La Cafet et la rue, mes deux chez moi
660 personnes pourraient dormir dehors à Strasbourg cet hiver. En ce moment, il fait 0° la nuit.
D'après les informations du Collectif des SDF de Strasbourg, il y aurait dans cette ville 800 à 1000 personnes privées de leur droit au logement.
Il y aurait 340 place d'hébergement d'urgence ouvertes exclusivement à l'intention des familles et quelques rares places pour des femmes seules. Les jeunes femmes qui se sont à la rue à la suite de ruptures familiales qui les ont profondément meurtries, sont confrontées à l'obligation de se faire admettre et "protéger" par un ou plusieurs hommes. On se doute que cette protection a un prix.

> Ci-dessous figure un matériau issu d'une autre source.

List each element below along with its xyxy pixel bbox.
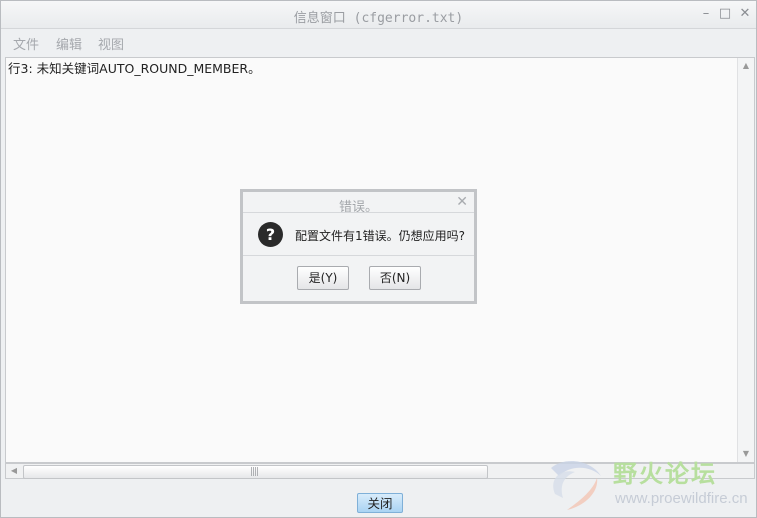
scroll-left-icon[interactable]: ◀ xyxy=(6,464,22,478)
dialog-close-icon[interactable]: ✕ xyxy=(456,194,468,210)
scroll-up-icon[interactable]: ▲ xyxy=(738,59,754,73)
watermark-title: 野火论坛 xyxy=(613,460,717,488)
watermark: 野火论坛 www.proewildfire.cn xyxy=(545,452,755,514)
dialog-message: 配置文件有1错误。仍想应用吗? xyxy=(295,229,466,243)
menu-file[interactable]: 文件 xyxy=(13,34,39,53)
menu-view[interactable]: 视图 xyxy=(98,34,124,53)
menu-edit[interactable]: 编辑 xyxy=(56,34,82,53)
error-dialog: 错误。 ✕ ? 配置文件有1错误。仍想应用吗? 是(Y) 否(N) xyxy=(240,189,477,304)
yes-button[interactable]: 是(Y) xyxy=(297,266,349,290)
divider xyxy=(243,212,474,213)
vertical-scrollbar[interactable]: ▲ ▼ xyxy=(737,58,754,462)
maximize-icon[interactable]: □ xyxy=(717,6,733,22)
watermark-logo-icon xyxy=(551,461,601,510)
question-icon: ? xyxy=(258,222,283,247)
minimize-icon[interactable]: – xyxy=(698,6,714,22)
window-title: 信息窗口 (cfgerror.txt) xyxy=(293,11,464,26)
scroll-grip: |||| xyxy=(250,467,259,477)
close-button[interactable]: 关闭 xyxy=(357,493,403,513)
horizontal-scroll-thumb[interactable]: |||| xyxy=(23,465,488,479)
close-icon[interactable]: ✕ xyxy=(737,6,753,22)
divider xyxy=(243,255,474,256)
message-line: 行3: 未知关键词AUTO_ROUND_MEMBER。 xyxy=(8,61,261,76)
title-bar[interactable]: 信息窗口 (cfgerror.txt) – □ ✕ xyxy=(1,1,756,29)
watermark-url: www.proewildfire.cn xyxy=(615,490,748,507)
menu-bar: 文件 编辑 视图 xyxy=(1,29,756,55)
no-button[interactable]: 否(N) xyxy=(369,266,421,290)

660 personnes risquent de dormir à la rue, cet hiver à Strasbourg.
Si la température descendait en dessous de - 10°, la préfecture financerait des nuitées en hôtels (sordides). Dès la remontée des températures, le financement cessera.
La France va-t-elle battre son record des personnes mortes de froid dans la rue depuis la guerre ?
18h.
La Cafet sert ses premiers repas du soir.
Elle ouvre ses portes toute la journées aux jeunes de moins de 30 ans qui n'ont pas un hébergement stable. Ceux qui sont à la rue ou qui ont trouvé refuge chez des connaissances.
L'ambiance y est chaude, paisible.
Soad apporte les échafaudages d'assiettes fumantes du dîner. Un bon arôme d'épices du soleil chatouille les narines. Lucien et Eric, les cuisiniers se relaient midi et soir pour préparer d'ingénieux repas variés et goûteux, à l'aide des mets mis à disposition par la banque alimentaire et des denrées achetées en complément. Ces deux-là aiment leur métier et les papilles leur en sont reconnaissantes.
Arrive Majid, un peu énervé. Je le regarde s'agiter avant de comprendre qu'il souhaite qu'un éducateur téléphone depuis le poste de la Cafet pendant qu'il appelle lui-même d'un portable. Les coups de téléphone ont l'air urgents et importants.
L'éducateur, rassurant et prévenant, essaie inlassablement de joindre un interlocuteur qui ne décroche pas. Majid chiffre lui-même sans fin un numéro sur son portable.
Un couple dîne avec ses chiens calmement couchés par terre. Une autre table est occupée par trois hommes et une jeune femme qui vient d'accéder à un logement. Une maman prend son dîner, son bébé couché dans un landau à côté d'elle. On est loin, ici, de la brutalité que ces personnes vivent au quotidien dans leur lutte pour la survie jusqu'au sein d'institutions sociales.
Majid s'adresse à moi. L'éducateur a dû s'absenter. Il me demande d'appeler le 115 avec le téléphone de la Cafet tandis qu'il essaie inlassablement sur son portable. Il est 18h30. Il n'a pas d'hébergement pour la nuit. Il prend appui sur mon regard. Je perçois une grande détresse chez lui. Un enfant grandi trop vite, sans filet de sécurité.
"Deux téléphones en même temps, pour avoir plus de chance." dit-il. Son angoisse est palpable.
" Au 115, ils donnent une heure où tu dois appeler. Tu essaies, tu recommences pendant une demi-heure. Quand t'as enfin quelqu'un, il te dit de rappeler une heure et demi plus tard. Comme ça plusieurs fois par jour. Ca sonne tout le temps occupé.
Là, à cette heure, si j'ai rien, je dors dehors.
Tu sais la température cette nuit ? ... 0°
La nuit quand il fait froid comme aujourd'hui, impossible de dormir. Je marche dans un sens, dans un autre, puis je recommence. Toute la nuit. Et le matin, y'a les démarches, les rendez-vous avec l'assistante sociale. On est complétement nase."
Et s'il n'avait pas de réponse ?
Je prends le téléphone et commence à chiffrer le 115 qui sonne occupé, occupé, occupé.
Son éducateur revient. Prend le relais. Majid souhaite aller fumer une cigarette dehors. Le propriétaire du portable est venu récupérer son téléphone. Il s'en va. Majid s'est fait voler le sien. L'éducateur continue à appeler.
Le téléphone répond ! L'éducateur fait patienter son interlocuteur. On se dépêche d'aller prévenir Majid qui entre en courant. Il obtient une place dans un dortoir de 20 personnes. Il sera au chaud cette nuit, mais n'est pas sûr de dormir. Cela dépendra des voisins. Et demain, il recommencera à appeler le 115.
Il vient de terminer une peine de 3 ans de prison. Personne ne l'attendait à sa sortie. Il a pour tout bagage un jeans, une tee-shirt et un blouson d'été. Une banane contenant ses papiers à sa ceinture.
Cet article raconte une scène réelle. Les noms des personnes ont été changés.